The majority of physicians participate in various insurance panels to serve a wide base of patients, many of whom qualify for coverage via the Affordable Care Act. It’s the uncommon physician who can forego insurance payment, and set their own prices, with the expectation that patients will fully pay out of pocket.

Physicians can tender claims to payers via a clearinghouse that checks claims for potential errors. When there is an error, the clearinghouse rejects the claim, and the provider tenders a new or “clean claim.”

Physicians are typically paid on the basis of a specific payer contract or fee schedule. This whole process is pretty standard, with each service or procedure linked to a payment rate based on work needed for the task. The rate also considers practice/malpractice expenses and is called a fee-for-service model. The more services that the doctor does, the greater the pay. Although Medicare has geographic rates of reimbursement that are locked, the physician may negotiate healthcare reimbursement rates with commercial contracts.

Nowadays, reimbursement is increasingly shifting toward value-based models. In these models, hospitals and doctors are paid based on quality of care and patient outcomes, as well as the physician’s ability to mitigate costs. Higher reimbursement rates accompany high-quality, low-cost care sized up with provider and colleagues’ benchmark data.

Claims can be rejected by payers, as detailed by the blog Continuum, which is a bespoke publication disseminated by CareCloud, a company in the healthcare IT space.

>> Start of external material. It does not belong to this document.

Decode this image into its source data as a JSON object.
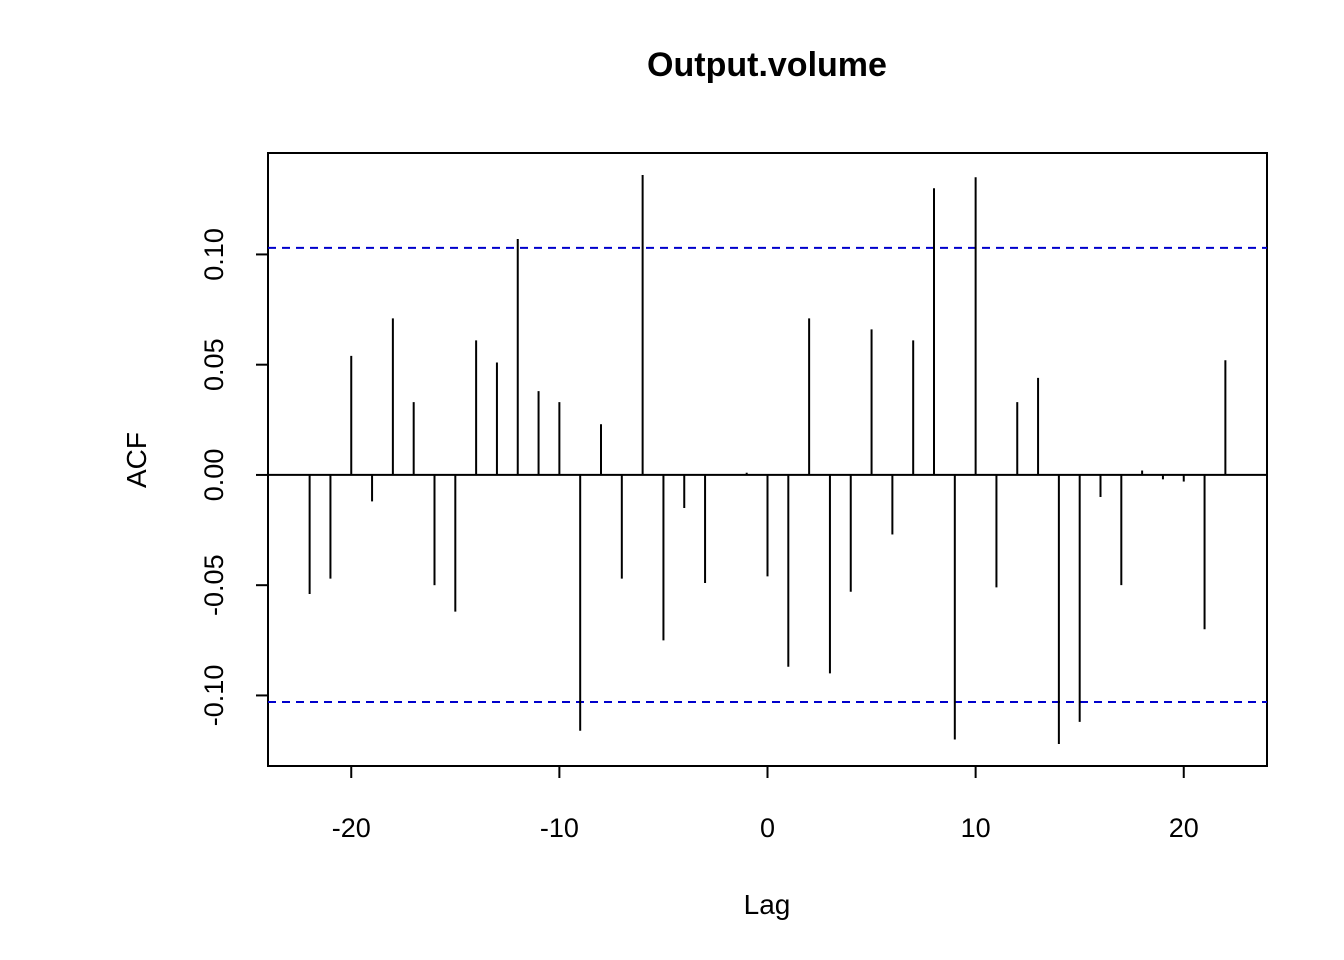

“After a claim passes successfully through the clearinghouse, a payer reviews the claim and either adjudicates fully towards the allowable amount or rejects all or a portion of the claim,” per the blog. “Payers communicate healthcare reimbursement rejections to providers using remittance advice codes that include brief explanations. Providers must review these codes to determine whether and how they can correct and resubmit the claim or bill the patient.

One reason for rejecting reimbursement could be that certain services should not be billed during the same visit. Other reasons include lack of necessity or unacceptable timeframe of related procedures, as well as noncoverage.

Finally, audits after pay, audits can occur. To clear an audit, the provider must offer supporting documentation. Audits can result in the provider owing money to the payer.

Bottom line

The lion’s share of physicians rely on payers including insurance companies. Whether in private practice or employed by a hospital, coding and reimbursement are pretty standard. It behooves any physician to understand the process better.